PARLIAMENT was yesterday turned into a House of “laughter” after UPND Kalomo Member of Parliament Request Muntanga admittedly failed to pronounce and spell the word “caveat”.

A caveat is a document which is lodged against a title to land and is notice by an interested party that no action is to be taken in relation to that title until that party’s interest has been taken into account.

During time for clarifications on a ministerial statement rendered by Lands Minister Christable Ngimbu on the alleged displacement of 400 people of Chipalesa area in Chongwe district, Mr Muntanga asked the Minister what the procedure was for a person to obtain a caveat rights after occupying land for a long time.
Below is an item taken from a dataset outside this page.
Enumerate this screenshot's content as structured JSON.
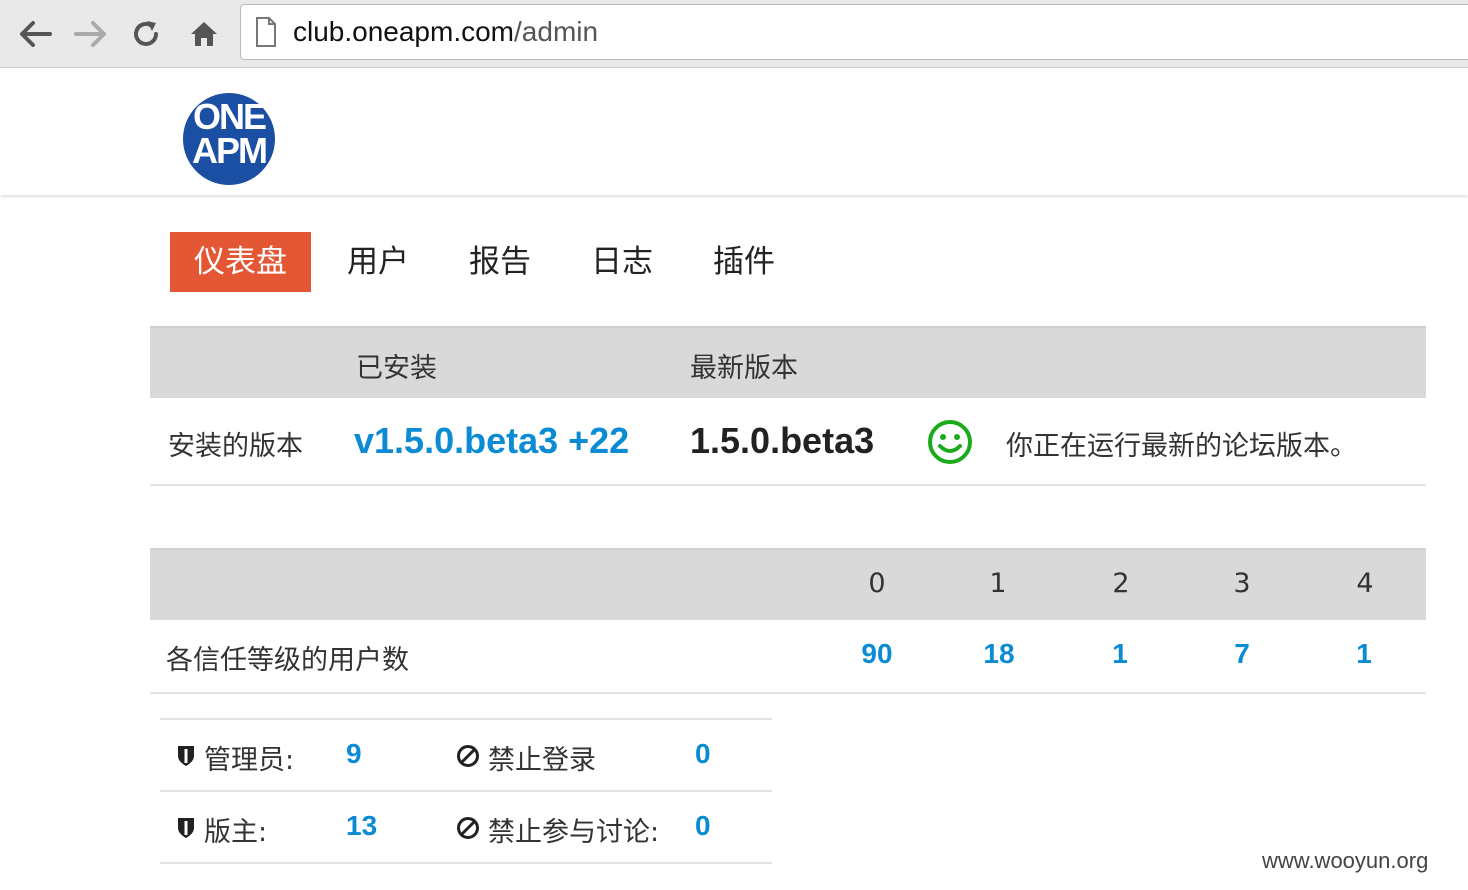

Mr Muntanga, who instead pronounced the word as ‘cavet’, was asked by the Speaker of National Assembly Dr Patrick Matibini to pronounce the word again, but he (Muntanga) was unable to do so fueling laughter among members of Parliament.

“Honourable member for Kalamo. What did you say?” the Speaker asked.

Mr Muntanga repeated the word as ‘cavet’ sparkling uncontrollable laughter among MPs.

The speaker who didn’t agree with Mr Muntanga’s pronouncement asked him to spell the word.

“Mr Speaker, some of us have problems with spellings,” Mr Muntanga replied.

He later changed from using the word ‘caveat right’ to ‘legal rights of obtaining land’.

Meanwhile, Ms Ngimbu told the House that Chongwe Member of Parliament Sylvia Masebo misled the House in her point of order when she stated that 400 people were displaced.

Ms Ngimbu said the land in question was initially farm No. 2012 and had a total extent of 2, 214.44 hectares and it was owned by a company called Njolwe farms limited.

She said in March 1999, the farm was repossessed by the State and subsequently replanned and subdivided into seven farms.

“These farms were later offered to successful applicants. Among them was Farm No. 9819 on which the 400 people illegally settled,” she said.

Ms Ngimbu explained that in 2003, five of the seven farms that were created in 1999 were repossessed and replanned and subdivided into 14 farms.

She added that in 2014, 273 squatters approached government and claimed to have been displaced as a result of the creation of the 14 farms.

Ms Ngimbu said government had constituted a team comprising officials from Chongwe District Council and the Ministry of Lands to establish the status on the ground.